La genialidad de Sócrates - y, con ello, el valor de la actitud filosófica - no se fundamenta en la posesión de un bagaje de saberes ingente. Por el contrario, la suya es una virtud que parte de la prudencia. Y si un genio de la humanidad solo se atrevió a afirmar con certeza un conocimiento tan exiguo, de ello debería surgir para nosotros una importante lección: que para aprender realmente y para poder crecer, primero es menester asumir que siempre hay muchas cosas que no sabemos (incluso en aquello en que nos consideramos expertos). Y que si realmente queremos defender nuestra posición, tendremos que exponerla a los argumentos ajenos, para constatar si los resiste o no. Solo luego de este procedimiento, si nuestra idea sale airosa, podremos decidir mantenerla. Pero siempre sabiendo que será provisional. Que siempre tendremos que tener a mano la posibilidad de dar la razón a los demás o simplemente de declarar nuestro desconocimiento.

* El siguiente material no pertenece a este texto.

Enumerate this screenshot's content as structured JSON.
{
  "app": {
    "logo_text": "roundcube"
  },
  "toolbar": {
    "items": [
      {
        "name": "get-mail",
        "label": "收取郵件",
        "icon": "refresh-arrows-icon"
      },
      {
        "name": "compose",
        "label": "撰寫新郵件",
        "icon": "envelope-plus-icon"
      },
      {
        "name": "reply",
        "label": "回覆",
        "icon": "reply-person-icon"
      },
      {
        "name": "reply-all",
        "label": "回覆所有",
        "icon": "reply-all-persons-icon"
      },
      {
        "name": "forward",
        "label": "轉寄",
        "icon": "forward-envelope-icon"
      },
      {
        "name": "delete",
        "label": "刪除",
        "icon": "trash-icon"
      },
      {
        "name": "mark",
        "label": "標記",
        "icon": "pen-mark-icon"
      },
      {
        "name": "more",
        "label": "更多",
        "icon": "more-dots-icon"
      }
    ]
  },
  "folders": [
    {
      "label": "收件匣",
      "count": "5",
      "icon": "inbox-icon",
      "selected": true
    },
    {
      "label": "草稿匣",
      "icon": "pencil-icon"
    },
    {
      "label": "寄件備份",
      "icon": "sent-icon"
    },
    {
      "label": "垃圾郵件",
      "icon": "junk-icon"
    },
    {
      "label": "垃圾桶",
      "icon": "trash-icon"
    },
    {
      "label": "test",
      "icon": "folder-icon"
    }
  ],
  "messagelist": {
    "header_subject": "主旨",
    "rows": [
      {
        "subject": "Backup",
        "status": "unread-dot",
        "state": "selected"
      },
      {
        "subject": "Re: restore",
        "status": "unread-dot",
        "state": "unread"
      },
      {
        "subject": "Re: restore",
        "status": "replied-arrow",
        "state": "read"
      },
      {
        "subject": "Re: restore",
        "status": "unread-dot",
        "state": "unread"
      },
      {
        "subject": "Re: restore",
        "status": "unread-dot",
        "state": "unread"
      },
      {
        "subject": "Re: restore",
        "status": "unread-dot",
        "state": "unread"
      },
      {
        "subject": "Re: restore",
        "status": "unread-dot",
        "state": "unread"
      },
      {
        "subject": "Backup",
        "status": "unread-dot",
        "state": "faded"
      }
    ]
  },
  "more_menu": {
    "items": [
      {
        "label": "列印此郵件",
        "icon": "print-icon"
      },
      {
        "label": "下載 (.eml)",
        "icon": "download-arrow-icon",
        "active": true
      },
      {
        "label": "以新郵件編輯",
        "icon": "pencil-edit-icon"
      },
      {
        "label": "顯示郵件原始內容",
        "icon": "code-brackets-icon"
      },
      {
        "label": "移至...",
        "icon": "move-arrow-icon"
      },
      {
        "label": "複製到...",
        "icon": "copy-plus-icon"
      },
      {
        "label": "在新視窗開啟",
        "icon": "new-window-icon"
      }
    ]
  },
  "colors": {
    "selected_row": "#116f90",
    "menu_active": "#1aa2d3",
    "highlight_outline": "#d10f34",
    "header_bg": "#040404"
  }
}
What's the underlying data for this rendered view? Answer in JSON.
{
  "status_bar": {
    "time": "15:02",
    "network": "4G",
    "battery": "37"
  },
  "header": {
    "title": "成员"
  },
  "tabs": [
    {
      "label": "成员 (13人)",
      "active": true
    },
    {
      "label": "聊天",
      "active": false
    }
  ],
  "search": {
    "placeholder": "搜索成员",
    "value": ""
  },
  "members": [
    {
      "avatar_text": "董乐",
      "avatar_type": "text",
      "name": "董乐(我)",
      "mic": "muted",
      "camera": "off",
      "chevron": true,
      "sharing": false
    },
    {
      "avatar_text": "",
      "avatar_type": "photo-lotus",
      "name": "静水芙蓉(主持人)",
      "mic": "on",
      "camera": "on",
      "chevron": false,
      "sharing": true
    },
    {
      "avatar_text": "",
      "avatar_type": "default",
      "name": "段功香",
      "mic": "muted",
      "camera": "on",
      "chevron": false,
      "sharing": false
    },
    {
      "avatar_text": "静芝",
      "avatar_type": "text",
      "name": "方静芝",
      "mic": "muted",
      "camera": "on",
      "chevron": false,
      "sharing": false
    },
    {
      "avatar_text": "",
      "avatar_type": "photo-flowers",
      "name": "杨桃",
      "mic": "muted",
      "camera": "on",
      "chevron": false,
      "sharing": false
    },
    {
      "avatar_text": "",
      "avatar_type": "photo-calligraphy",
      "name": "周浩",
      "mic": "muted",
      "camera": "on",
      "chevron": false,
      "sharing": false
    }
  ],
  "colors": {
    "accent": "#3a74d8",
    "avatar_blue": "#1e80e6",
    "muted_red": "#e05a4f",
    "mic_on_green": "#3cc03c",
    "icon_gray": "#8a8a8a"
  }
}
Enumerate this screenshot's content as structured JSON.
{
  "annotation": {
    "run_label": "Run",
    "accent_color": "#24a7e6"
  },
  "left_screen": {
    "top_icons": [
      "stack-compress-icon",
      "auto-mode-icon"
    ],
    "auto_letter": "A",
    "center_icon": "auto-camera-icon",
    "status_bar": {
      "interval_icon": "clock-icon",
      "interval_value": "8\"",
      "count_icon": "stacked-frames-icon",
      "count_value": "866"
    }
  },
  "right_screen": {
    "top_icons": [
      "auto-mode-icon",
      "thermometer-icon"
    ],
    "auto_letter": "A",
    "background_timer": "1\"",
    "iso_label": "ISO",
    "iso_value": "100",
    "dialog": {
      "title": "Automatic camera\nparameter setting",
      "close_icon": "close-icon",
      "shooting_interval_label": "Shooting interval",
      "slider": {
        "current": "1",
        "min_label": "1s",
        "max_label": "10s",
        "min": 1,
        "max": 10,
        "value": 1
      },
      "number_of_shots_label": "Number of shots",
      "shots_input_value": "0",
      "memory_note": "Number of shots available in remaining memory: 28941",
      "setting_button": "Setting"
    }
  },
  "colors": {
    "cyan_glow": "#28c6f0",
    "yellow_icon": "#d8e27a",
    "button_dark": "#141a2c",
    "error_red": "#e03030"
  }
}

Dudar puede ser mejor que estar seguro; en principio por el hecho práctico, constatable empíricamente, de que siempre se asesina en nombre de certezas y nunca en nombre de dudas. Pero además, por un principio heurístico: se trata del paso previo obligado para avanzar y no caer en el dogmatismo. Como afirmara Bertrand Russell: “El problema de la humanidad es que los estúpidos están seguros de todo y los inteligentes están llenos de dudas”.